The Biggest Disappointment of Dish's Life

Ok. Well, perhaps that is a slight exaggeration, but this incident definitely rates high on the disappointment scale. Friday, some friends (who shall remain nameless to protect the not-so-innocent) and Dish got together for white trash goodness at its best (i.e. the Rock of Love Bus finale and hot dogs).

Dish brought with her the Red Hots 2 Minute Hot Dog Cooker . Now for some reason Dish cannot explain, despite having received the Red Hots 2 Minute Hot Dog Cooker in 2007, she has never actually tried cooking a hot dog in it. Perhaps she was waiting for the perfect opportunity. And this, my friends, was it. Let's tell this story in pictures, shall we?

Cracking open the hot dogs...



These hot dogs are not standard size!



But that is easily remedied...



Dish is not sure she agrees with putting all the hot dog bits in there. There is something unappetizing about hot dog bits.



Yay! Ready to go! Two regular hot dogs, one veggie dog and a bunch of sketchy looking hot dog bits!



As per the instructions, Dish plugged in the hot dog maker and shut the lid. The indicator light was then supposed to come on to show Dish that her hot dogs were cooking and, in a mere two minutes, she should have had deliciously cooked hot dogs. But OH THE DISAPPOINTMENT! Note the lack of shiny lit up indicator light (and Dish’s expression of sadness and defeat).

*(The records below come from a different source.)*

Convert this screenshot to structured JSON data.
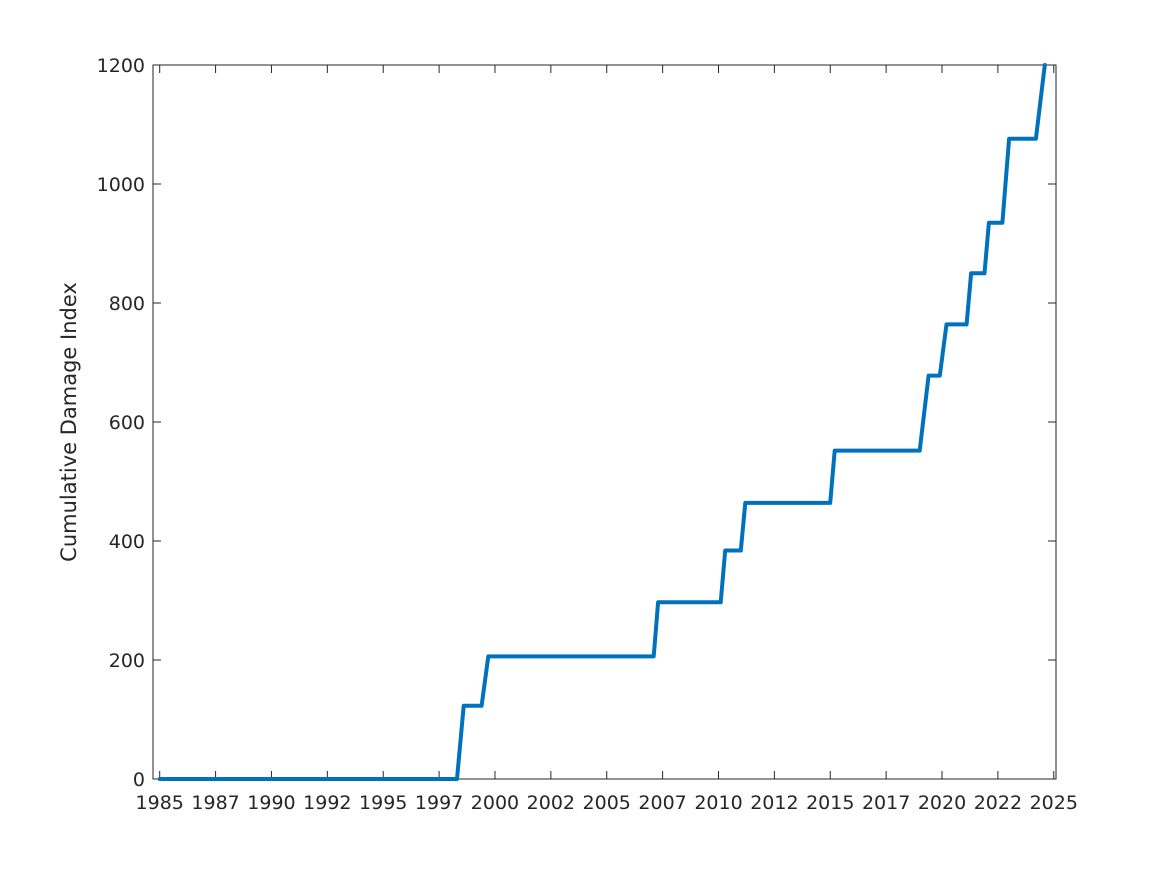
{
  "chart_data": {
    "type": "line",
    "title": "",
    "xlabel": "",
    "ylabel": "Cumulative Damage Index",
    "xlim": [
      1985,
      2025.4
    ],
    "ylim": [
      0,
      1200
    ],
    "grid": false,
    "legend": "none",
    "line_color": "#0072BD",
    "x_ticks": [
      {
        "value": 1985.3,
        "label": "1985"
      },
      {
        "value": 1987.8,
        "label": "1987"
      },
      {
        "value": 1990.3,
        "label": "1990"
      },
      {
        "value": 1992.8,
        "label": "1992"
      },
      {
        "value": 1995.3,
        "label": "1995"
      },
      {
        "value": 1997.8,
        "label": "1997"
      },
      {
        "value": 2000.3,
        "label": "2000"
      },
      {
        "value": 2002.8,
        "label": "2002"
      },
      {
        "value": 2005.3,
        "label": "2005"
      },
      {
        "value": 2007.8,
        "label": "2007"
      },
      {
        "value": 2010.3,
        "label": "2010"
      },
      {
        "value": 2012.8,
        "label": "2012"
      },
      {
        "value": 2015.3,
        "label": "2015"
      },
      {
        "value": 2017.8,
        "label": "2017"
      },
      {
        "value": 2020.3,
        "label": "2020"
      },
      {
        "value": 2022.8,
        "label": "2022"
      },
      {
        "value": 2025.3,
        "label": "2025"
      }
    ],
    "y_ticks": [
      {
        "value": 0,
        "label": "0"
      },
      {
        "value": 200,
        "label": "200"
      },
      {
        "value": 400,
        "label": "400"
      },
      {
        "value": 600,
        "label": "600"
      },
      {
        "value": 800,
        "label": "800"
      },
      {
        "value": 1000,
        "label": "1000"
      },
      {
        "value": 1200,
        "label": "1200"
      }
    ],
    "series": [
      {
        "x": [
          1985.3,
          1998.6,
          1998.9,
          1999.7,
          2000.0,
          2007.4,
          2007.6,
          2010.4,
          2010.6,
          2011.3,
          2011.5,
          2015.3,
          2015.5,
          2019.3,
          2019.7,
          2020.2,
          2020.5,
          2021.4,
          2021.6,
          2022.2,
          2022.4,
          2023.0,
          2023.3,
          2023.8,
          2024.1,
          2024.5,
          2024.9
        ],
        "y": [
          0,
          0,
          123,
          123,
          206,
          206,
          297,
          297,
          384,
          384,
          464,
          464,
          552,
          552,
          678,
          678,
          764,
          764,
          850,
          850,
          935,
          935,
          1076,
          1076,
          1076,
          1076,
          1200
        ]
      }
    ]
  }
}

The hot dogs (and bits) will have to be boiled. Now KT’s house smells like hot dog day. All that's missing is that orange drink with no fizz from MacDonald's.



The freedom fries turned out deliciously! Good work Michelle!

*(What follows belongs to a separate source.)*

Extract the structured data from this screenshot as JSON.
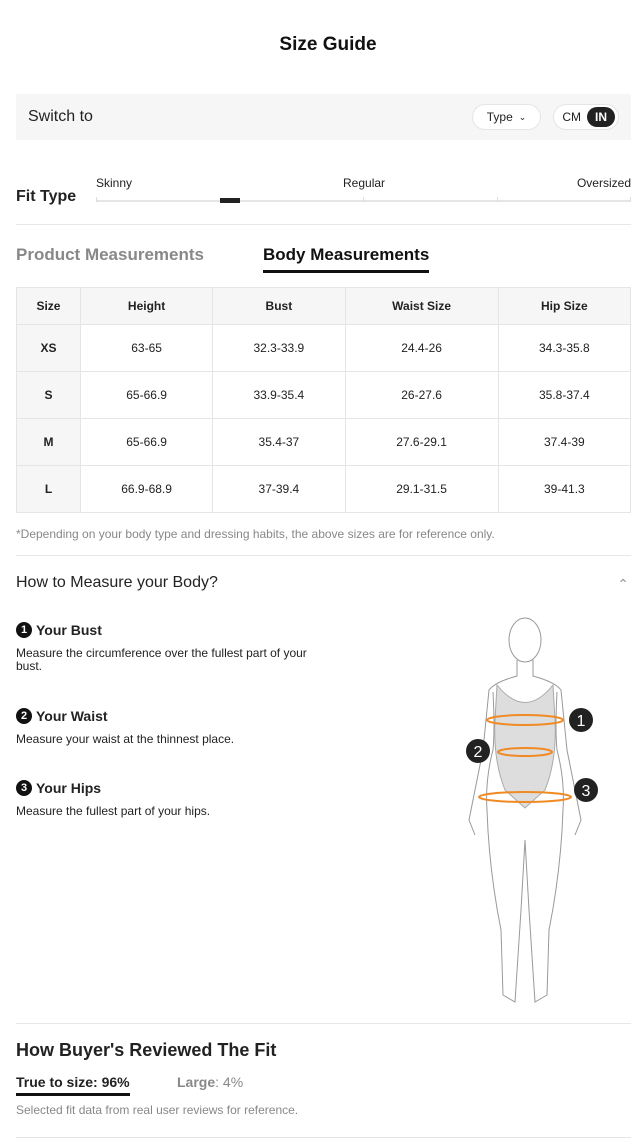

I was forced to eat the hot dog bits...



Someone couldn't wait to eat the bits.



There wasn't even time to pour the ketchup out of the bottle.



Kyle arrives to try to save the day by fixing the Red Hots 2 Minute Hot Dog Cooker...



But alas. He is unsuccessful. He is undeterred and eats the hot dogs raw instead. Dish does not approve.



The moral of this story? Never, never, NEVER mess with the Universe. What did Dish say? Quote: "The true temptation here is to write to Charlescraft and tell them that my beloved Red Hots machine has broken and I can't live without it and see what they can do for me. I wonder do they still have any of these things on hand?" And what happened?! You can see what happened!!

Oh. And just one more thing: Why Universe?! WHY?!

3 Comments:

At May 07, 2009 10:49 AM, Anonymous Michelle said...

McDonald's no longer sells the fizz-less orange drink! We went through the drive thru and I freaked out when the man told me I could not have orange drink with my filet-o-fish! I said, "You have broken my heart, sir. Borken. My. Heart." So when we drove up to pay, I asked him what little kids all across the land will drink on hot dog day at school and he said, (get this) "Well, we have Coke Zero now." COKE ZERO??? At hot dog day at elementary school?? Clearly, McDonald's hiring practice does not include a thorough screening for mental illness . . .

 
At May 11, 2009 3:55 PM, Blogger Palmer said...

I'm quite disappointed as well as I would have returned it if I knew it wasn't working!

 
At May 26, 2009 2:45 AM, Anonymous Gus Johnson said...

You should recall that Gus Johnson is an electrical engineer. Perhaps you could send the device his way and he should be able to return it in working order. I believe Dish has his address.